Home Again: Bend native Ritchie Young brings his band, Loch Lomond, to Bend | The Source Weekly - Bend, Oregon

Home Again: Bend native Ritchie Young brings his band, Loch Lomond, to Bend

Ritchie Young is playing the Tower Theatre with his band, Loch Lomond this week, but it won’t be his first time in the iconic Bend venue. In fact, he’s played there a few times, but not as leader of the critically revered folk-pop band that he now

Ritchie Young is playing the Tower Theatre with his band, Loch Lomond this week, but it won't be his first time in the iconic Bend venue. In fact, he's played there a few times, but not as leader of the critically revered folk-pop band that he now helms. This was before the Tower was the Tower we know now - things were different. Really different.

"They'd just give us the key and let us do whatever we wanted," says Young, "The seats were all torn up - there wasn't much else you could do to the place to make it more burned out, but when you're playing punk rock music in high school that's kind of the ideal situation, ya know?"


No one, especially high school punk rockers, is just handed the key to the Tower Theatre these days. The place has been remodeled, a symbol of the revived Bend of the 2000s, a city that's changed since Young, a Mountain View High School graduate, left town in 1997. Now, Young, whose parents still live in Bend, will return to the Tower as part of the PDXchange Program series on the bill with the Portland Cello Project.

In 2003, Young created Loch Lomond, a cerebral and at times orchestral folk-influenced but rock equipped collective that's currently a sextet, but has toured with a lineup as large as nine in the past. Since the band's inception, 29 different musicians have played with Young as part of Loch Lomond. He doesn't hesitate to calculate that number- - he seems to have it readily available, a sign that he's aware of the evolving nature of this band.

"It took a while to find the core group, but that's been around for a long time, even if other faces have changed," says Young, adding that the lineup includes another native Bendite in multi-instrumentalist, Dave Depper.

The band released its most recent EP, Night Bats, last fall, which was essentially an outlet for new material that Young and company wanted to get out in the open as they continued to slave away on their much-awaited next full-length record. That album, titled Little Me Will Start a Storm, is expected in early 2011.

This new album will likely solidify Loch Lomond as one of many Northwest bands finding success not just in rock clubs, but in places with seats - something that would be uncommon for a band in the "indie" landscape just five years ago. Loch Lomond isn't as hushed a fellow as Portlanders Horse Feathers, who opened the PDXchange series a couple months ago, but still a band where people get quiet to hear what's coming from the stage. And this is something Young has taken a liking to, even if he's not sure the band is necessarily a "folk" act.

"I wouldn't put us in straight up folk music. But I do think it's amazing that people will sit down on the floor of a rock club and listen," says Young, "I think part of this is that people are listening to the lyrics more. If the lyrics are not where they should be, people might write them off."

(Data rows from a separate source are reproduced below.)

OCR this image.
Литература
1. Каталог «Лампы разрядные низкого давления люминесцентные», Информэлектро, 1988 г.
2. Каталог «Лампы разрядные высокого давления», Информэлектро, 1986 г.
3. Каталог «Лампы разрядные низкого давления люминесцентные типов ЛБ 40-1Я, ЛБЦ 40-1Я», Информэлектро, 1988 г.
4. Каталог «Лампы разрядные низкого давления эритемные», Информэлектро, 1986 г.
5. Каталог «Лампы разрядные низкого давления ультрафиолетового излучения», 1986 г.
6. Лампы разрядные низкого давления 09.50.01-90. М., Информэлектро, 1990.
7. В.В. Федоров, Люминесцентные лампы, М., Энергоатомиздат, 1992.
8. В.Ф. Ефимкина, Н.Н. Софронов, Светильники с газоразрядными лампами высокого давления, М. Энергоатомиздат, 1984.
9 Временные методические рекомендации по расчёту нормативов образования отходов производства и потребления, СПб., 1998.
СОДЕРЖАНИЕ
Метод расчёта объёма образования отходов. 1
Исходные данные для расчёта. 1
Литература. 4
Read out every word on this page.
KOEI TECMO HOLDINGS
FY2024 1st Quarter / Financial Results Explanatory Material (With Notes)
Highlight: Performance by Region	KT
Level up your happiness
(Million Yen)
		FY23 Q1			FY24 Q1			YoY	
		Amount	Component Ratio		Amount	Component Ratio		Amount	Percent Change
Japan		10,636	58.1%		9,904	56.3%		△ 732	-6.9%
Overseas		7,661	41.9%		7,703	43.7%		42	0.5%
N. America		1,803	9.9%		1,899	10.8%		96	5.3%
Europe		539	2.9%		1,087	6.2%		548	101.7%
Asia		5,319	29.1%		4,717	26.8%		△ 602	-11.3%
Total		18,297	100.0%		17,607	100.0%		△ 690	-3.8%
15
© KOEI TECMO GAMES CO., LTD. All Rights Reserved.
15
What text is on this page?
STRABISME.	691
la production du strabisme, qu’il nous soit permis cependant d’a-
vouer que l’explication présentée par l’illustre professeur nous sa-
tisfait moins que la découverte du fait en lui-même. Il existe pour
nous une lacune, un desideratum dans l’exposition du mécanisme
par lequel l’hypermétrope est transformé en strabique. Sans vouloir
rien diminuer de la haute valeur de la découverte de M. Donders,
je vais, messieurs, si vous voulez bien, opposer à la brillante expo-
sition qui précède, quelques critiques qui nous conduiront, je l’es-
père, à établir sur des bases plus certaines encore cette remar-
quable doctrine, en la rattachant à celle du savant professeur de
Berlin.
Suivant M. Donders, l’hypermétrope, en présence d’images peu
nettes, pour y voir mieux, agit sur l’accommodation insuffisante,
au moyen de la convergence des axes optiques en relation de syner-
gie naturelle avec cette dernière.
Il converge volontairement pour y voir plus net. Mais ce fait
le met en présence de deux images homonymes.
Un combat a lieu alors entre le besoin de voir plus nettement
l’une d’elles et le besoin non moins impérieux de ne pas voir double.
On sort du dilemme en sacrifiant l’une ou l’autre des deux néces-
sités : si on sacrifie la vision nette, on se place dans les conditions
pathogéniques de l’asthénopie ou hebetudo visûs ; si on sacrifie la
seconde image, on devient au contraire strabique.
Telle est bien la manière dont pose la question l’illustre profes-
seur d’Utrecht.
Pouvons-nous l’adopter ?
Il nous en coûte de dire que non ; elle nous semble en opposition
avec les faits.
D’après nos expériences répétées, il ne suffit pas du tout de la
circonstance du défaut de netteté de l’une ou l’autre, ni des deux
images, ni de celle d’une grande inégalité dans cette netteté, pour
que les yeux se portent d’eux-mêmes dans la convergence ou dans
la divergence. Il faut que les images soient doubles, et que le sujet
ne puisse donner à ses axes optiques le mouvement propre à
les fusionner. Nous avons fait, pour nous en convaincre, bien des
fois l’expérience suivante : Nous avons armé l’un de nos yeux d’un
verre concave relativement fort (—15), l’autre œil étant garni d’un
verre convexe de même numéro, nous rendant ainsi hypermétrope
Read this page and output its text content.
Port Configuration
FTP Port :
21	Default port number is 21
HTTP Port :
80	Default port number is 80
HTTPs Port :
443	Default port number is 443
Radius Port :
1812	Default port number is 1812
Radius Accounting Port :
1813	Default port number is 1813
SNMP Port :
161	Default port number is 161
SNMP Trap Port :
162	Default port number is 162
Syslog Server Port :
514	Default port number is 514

Young knows something about live music from the audience's perspective. About a year ago he opened The Woods, a Portland music venue that's housed in what was once an old funeral parlor. The place has hosted acts like Blitzen Trapper and is steadily booked with national touring acts in addition to local Portland bands and solo performers.

When Young takes the stage in his hometown, Loch Lomond will play a set on their own, but then return later in the show in which they'll join the Portland Cello Project, the collective of musicians who use the band's namesake instrument to create rock and roll sounds. This is a chance for the Loch Lomond songs to get even bigger than they already are.

"I like to be wrapped around with strings and timpani drums," says Young, "I'm not the most complex songwriter in the world, but a lot of people like to accompany me, so it works well."

This isn't a bad homecoming, at all. Even if they no longer give him and his buddies the key to the theater.

Portland Cello Project, Loch Lomond
8pm Thursday, July 22. Tower Theatre, 835 NW Wall St., $18.